DSLR Color Cast - Orange LP

DSLR Color Cast – Orange LP

We’ll use the Ghost of Cassiopeia image here as an example of what linear fit does to an image. The orange color cast here is quite obvious, and is the result of heavy light pollution (despite the use of an IDAS LPS-P2 filter). The initial histogram (screen stretch) looks like so:

Non-fit Histogram

Non-fit Histogram

LFIT - Split RGB ChannelsTo correct this initial color cast linear fit can be run on the split RGB color channels. To split the channels, you can either use the RGB mode of the ChannelExtraction tool and extract all three channels, or you could simply use the Split RGB Channels button on the main toolbar. Before actually splitting your channels, it is best to identify which channels has the lowest noise. This is best done with the NoiseEvaluation script, who’s output will be something like the following:


Calculating noise standard deviation...

* Channel #0
σR = 7.643e-005, N = 1050712 (6.26%), J = 4

* Channel #1
σG = 5.900e-005, N = 1804737 (10.75%), J = 4

* Channel #2
σB = 6.084e-005, N = 1891157 (11.26%), J = 4

LFIT - ChannelCombination

The channel with the lowest sigma (σ) has the lowest noise. That should be your reference channel, and the other two should be fit to it. To actually fit the target images to the reference image, you simply need to drag the small triangle icon in the lower left corner of the LinearFit window to the target image(s). After fitting is complete, you will want to recombine the separated channels back into a full color RGB image. This can be done with the ChannelCombination tool. Using the RGB Color Space, simply select the three separated channels you wish to combine, and hit the Global Apply button (the circle icon near the lower left of the ChannelCombination window).

After recombination, you should be able to perform a linked stretch on the image, and see much more balanced color, devoid of any significant color cast (barring any that may come from gradients). In the case of the Ghost of Cassiopeia image from above, after fitting and recombining, the linked stretch looked like this:

DSLR Linear Fit Result

DSLR Linear Fit Result

The histogram of this fit image looks much better than the original:

Fit Histogram

When fitting your channels to the lowest-noise reference, you should find that the noise levels of the other two channels have dropped as well:

Calculating noise standard deviation...

* Channel #0
σR = 5.984e-005, N = 1050633 (6.26%), J = 4

* Channel #1
σG = 5.900e-005, N = 1804737 (10.75%), J = 4

* Channel #2
σB = 5.329e-005, N = 1891257 (11.26%), J = 4

The sigmas for each channel are now nearly identical, deviating by a fairly small amount relative to their original deviations. This should make it easier to maintain ideal behavior when running other tools on this data, including ABE/DBE, noise reduction, etc.

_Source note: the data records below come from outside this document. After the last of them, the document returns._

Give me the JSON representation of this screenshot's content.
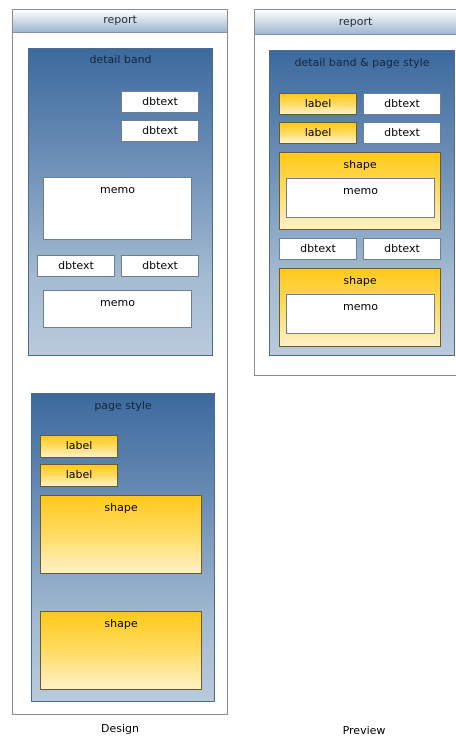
{
  "design": {
    "report_title": "report",
    "detail_band": {
      "title": "detail band",
      "dbtext": [
        "dbtext",
        "dbtext",
        "dbtext",
        "dbtext"
      ],
      "memo": [
        "memo",
        "memo"
      ]
    },
    "page_style": {
      "title": "page style",
      "labels": [
        "label",
        "label"
      ],
      "shapes": [
        "shape",
        "shape"
      ]
    },
    "caption": "Design"
  },
  "preview": {
    "report_title": "report",
    "band": {
      "title": "detail band & page style",
      "labels": [
        "label",
        "label"
      ],
      "dbtext": [
        "dbtext",
        "dbtext",
        "dbtext",
        "dbtext"
      ],
      "shapes": [
        "shape",
        "shape"
      ],
      "memo": [
        "memo",
        "memo"
      ]
    },
    "caption": "Preview"
  },
  "colors": {
    "band_top": "#3c6a9e",
    "band_bottom": "#b9cadc",
    "gold_top": "#ffc91a",
    "gold_bottom": "#fff1c8"
  }
}
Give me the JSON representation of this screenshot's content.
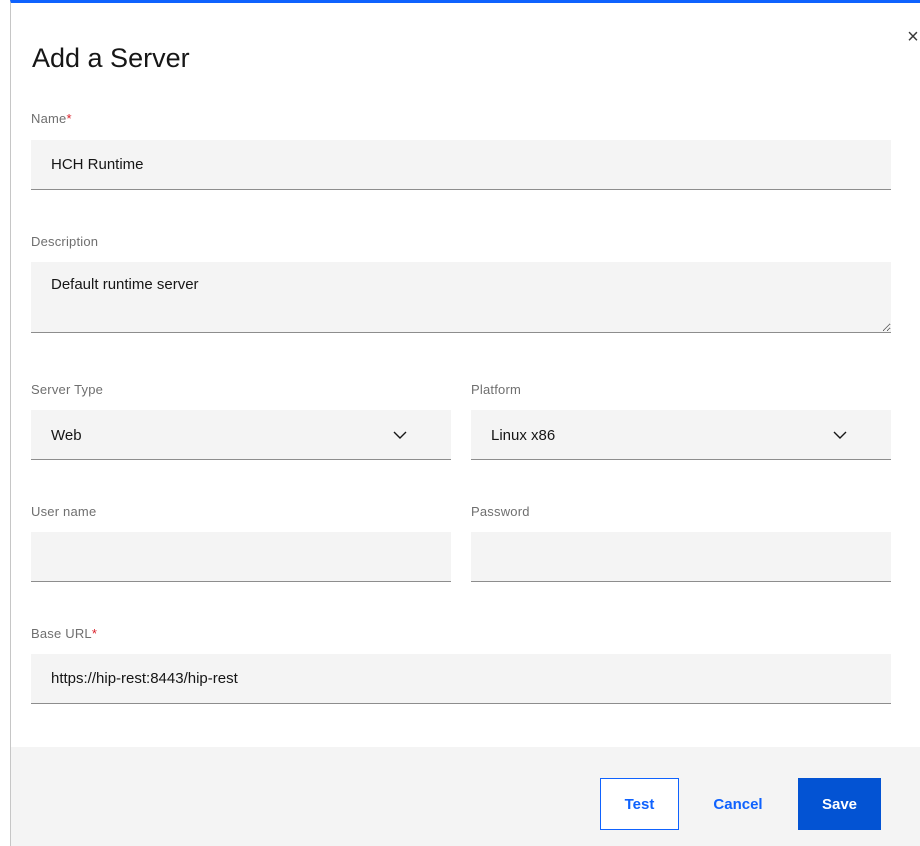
{
  "dialog": {
    "title": "Add a Server",
    "close_glyph": "×"
  },
  "fields": {
    "name": {
      "label": "Name",
      "required_mark": "*",
      "value": "HCH Runtime"
    },
    "description": {
      "label": "Description",
      "value": "Default runtime server"
    },
    "server_type": {
      "label": "Server Type",
      "value": "Web"
    },
    "platform": {
      "label": "Platform",
      "value": "Linux x86"
    },
    "username": {
      "label": "User name",
      "value": ""
    },
    "password": {
      "label": "Password",
      "value": ""
    },
    "base_url": {
      "label": "Base URL",
      "required_mark": "*",
      "value": "https://hip-rest:8443/hip-rest"
    }
  },
  "footer": {
    "test_label": "Test",
    "cancel_label": "Cancel",
    "save_label": "Save"
  },
  "icons": {
    "close": "close-icon",
    "chevron": "chevron-down-icon"
  },
  "colors": {
    "accent": "#0f62fe",
    "primary_button": "#0353d3",
    "field_bg": "#f4f4f4",
    "required": "#da1e28"
  }
}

A Note about DynamicBackgroundExtraction

When linear fitting your image data, there is one thing to note about DynamicBackgroundExtraction. DBE has an option that supports working with data that has been LinearFit: Normalization. When the Normalize option is enabled in DBE, it will attempt to maintain the color balance of the original image. When Normalize is disabled, the process of extracting the gradient will generally have a moderate color balancing effect. If you have first fit your data, it is best to enable the Normalize option as that will preserve what LinearFit has done. Otherwise, it is best to leave Normalize disabled.